Fire safety and design  

How do we define fire safety?

Fire safety can be defined as ensuring adherence to building codes and designing infrastructure to reduce the risk and spread of fire. Fire safety precautions include incorporating specific architectural strategies into a building’s design, fire safety education and the development of an effective plan to undertake if a fire was to start, ensuring occupants’ safety.

Fire design strategy focuses on evaluation, early detection, suppression, and protection. A fire risk assessment can identify the potential threats of a fire and the precautions that need to be addressed. Each assessment must be regularly reviewed and changes made when necessary.

An early comprehensive consultation with a fire safety advisor is key to achieving fire safety standards compliant with legislation.  According to the HM Government’s publication ‘A short guide to making a building safe from fire’ fire risk assessments involve: identifying fire hazards (e.g. sources of fuel),  identifying the individuals at risk (e.g. vulnerable people, children and the elderly), evaluate and reduce the risk (e.g. removing fire hazards), and training occupants to react to a fire (e.g. knowledge of where the nearest escape routes are). 

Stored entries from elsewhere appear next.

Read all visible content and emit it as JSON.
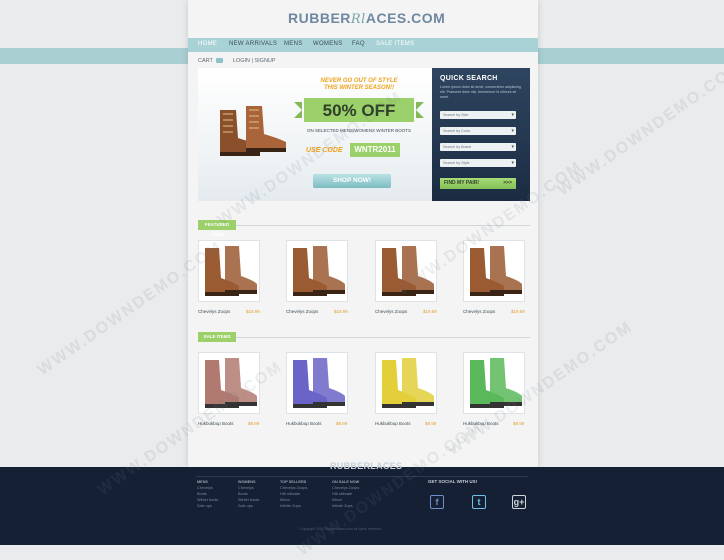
{
  "brand": {
    "logo_a": "RUBBER",
    "logo_b": "ACES.COM",
    "logo_script": "Rl"
  },
  "nav": [
    "HOME",
    "NEW ARRIVALS",
    "MENS",
    "WOMENS",
    "FAQ",
    "SALE ITEMS"
  ],
  "userbar": {
    "cart": "CART",
    "login": "LOGIN | SIGNUP"
  },
  "banner": {
    "tagline_1": "NEVER GO OUT OF STYLE",
    "tagline_2": "THIS WINTER SEASON!!",
    "offer": "50% OFF",
    "subtitle": "ON SELECTED MENS/WOMENS WINTER BOOTS",
    "code_label": "USE CODE",
    "code": "WNTR2011",
    "cta": "SHOP NOW!"
  },
  "quick_search": {
    "title": "QUICK SEARCH",
    "desc": "Lorem ipsum dolor sit amet, consectetur adipiscing elit. Praesent diam nisl, fermentum id ultrices sit amet.",
    "selects": [
      "Search by Size",
      "Search by Color",
      "Search by Brand",
      "Search by Style"
    ],
    "find": "FIND MY PAIR!",
    "find_go": ">>>"
  },
  "featured": {
    "label": "FEATURED ITEMS",
    "items": [
      {
        "name": "Chevelys Zoops",
        "price": "$19.99"
      },
      {
        "name": "Chevelys Zoops",
        "price": "$19.99"
      },
      {
        "name": "Chevelys Zoops",
        "price": "$19.99"
      },
      {
        "name": "Chevelys Zoops",
        "price": "$19.99"
      }
    ]
  },
  "sale": {
    "label": "SALE ITEMS",
    "items": [
      {
        "name": "Hukbukbup Boots",
        "price": "$9.99",
        "color": "#b07a70"
      },
      {
        "name": "Hukbukbup Boots",
        "price": "$9.99",
        "color": "#6b64c8"
      },
      {
        "name": "Hukbukbup Boots",
        "price": "$9.99",
        "color": "#e2cf3a"
      },
      {
        "name": "Hukbukbup Boots",
        "price": "$9.99",
        "color": "#5bb85a"
      }
    ]
  },
  "footer": {
    "logo": "RUBBERLACES",
    "columns": [
      {
        "head": "MENS",
        "items": [
          "Chevelys",
          "Boots",
          "Winter boots",
          "Sale ups"
        ]
      },
      {
        "head": "WOMENS",
        "items": [
          "Chevelys",
          "Boots",
          "Winter boots",
          "Sale ups"
        ]
      },
      {
        "head": "TOP SELLERS",
        "items": [
          "Chevelys Zoops",
          "Hitt ultimate",
          "Kifoot",
          "Infinite Zups"
        ]
      },
      {
        "head": "ON SALE NOW",
        "items": [
          "Chevelys Zoops",
          "Hitt ultimate",
          "Kifoot",
          "Infinite Zups"
        ]
      }
    ],
    "social_title": "GET SOCIAL WITH US!",
    "social": [
      {
        "icon": "facebook-icon",
        "glyph": "f",
        "color": "#6d8fc9"
      },
      {
        "icon": "twitter-icon",
        "glyph": "t",
        "color": "#6fc1e4"
      },
      {
        "icon": "googleplus-icon",
        "glyph": "g+",
        "color": "#cfd6de"
      }
    ],
    "copyright": "Copyright 2011 RubberLaces.com all rights reserved"
  },
  "watermark": "WWW.DOWNDEMO.COM",
  "colors": {
    "accent_green": "#9bd06a",
    "nav_teal": "#a9d2d6",
    "footer_navy": "#152035",
    "panel_navy": "#1b2c42",
    "price_orange": "#e0a030"
  }
}
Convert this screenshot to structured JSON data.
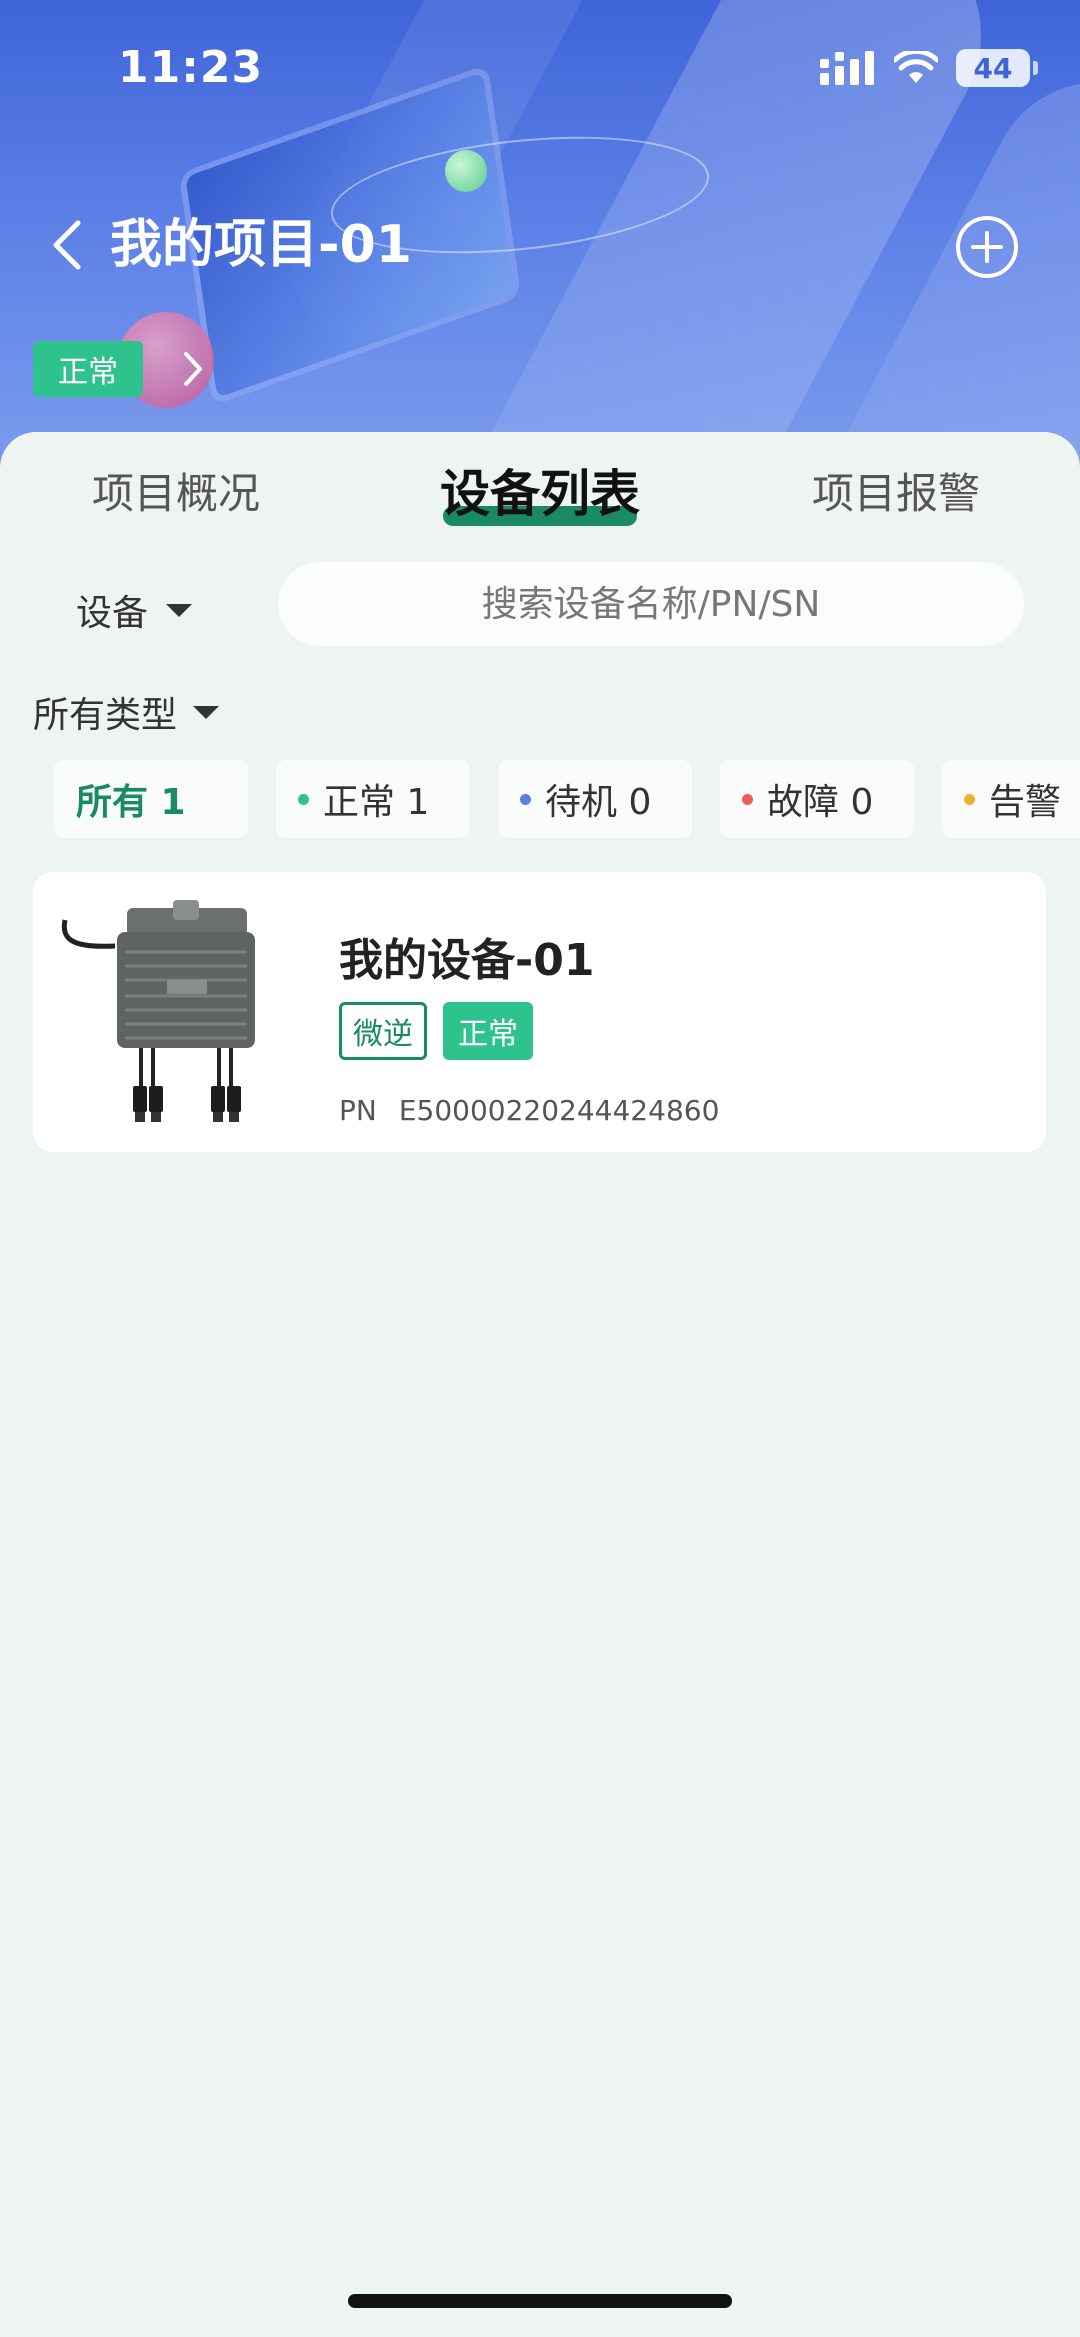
{
  "status_bar": {
    "time": "11:23",
    "battery": "44"
  },
  "header": {
    "title": "我的项目-01",
    "project_status": "正常"
  },
  "tabs": [
    {
      "label": "项目概况",
      "active": false
    },
    {
      "label": "设备列表",
      "active": true
    },
    {
      "label": "项目报警",
      "active": false
    }
  ],
  "filters": {
    "device_selector": "设备",
    "search_placeholder": "搜索设备名称/PN/SN",
    "type_selector": "所有类型"
  },
  "status_chips": [
    {
      "label": "所有 1",
      "dot_color": "",
      "active": true
    },
    {
      "label": "正常 1",
      "dot_color": "#2ec38d",
      "active": false
    },
    {
      "label": "待机 0",
      "dot_color": "#5b7fe6",
      "active": false
    },
    {
      "label": "故障 0",
      "dot_color": "#ef5a5a",
      "active": false
    },
    {
      "label": "告警",
      "dot_color": "#f0b030",
      "active": false
    }
  ],
  "devices": [
    {
      "name": "我的设备-01",
      "type_tag": "微逆",
      "status_tag": "正常",
      "pn_label": "PN",
      "pn_value": "E50000220244424860",
      "icon": "microinverter-image"
    }
  ],
  "colors": {
    "accent_green": "#1a8a63",
    "status_green": "#2ec38d",
    "header_blue": "#3f64d8",
    "background": "#eef5f1"
  }
}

Each building should be evaluated individually, and fire safety strategies should be designed around the building's history, materials, architecture and environment. In all buildings, compartmentation is a key architectural strategy to reduce the probability of a fire becoming large. By separating rooms within a building, this helps contain a fire, increasing the amount of time taken for a fire to encompass a building.

Areas which have high risk include kitchens, labs (or areas with chemicals), plant-filled rooms, workshops, stairwells, and walls connecting two buildings. Architects also need to ensure that a building maintains its load-bearing capacity, and is resistant to heat transfer and fire penetration. In addition, the use of fire-resistant materials and fire-retardants and built-in fire safety systems (e.g. sprinklers and fire extinguishers) are important as are safe working practices.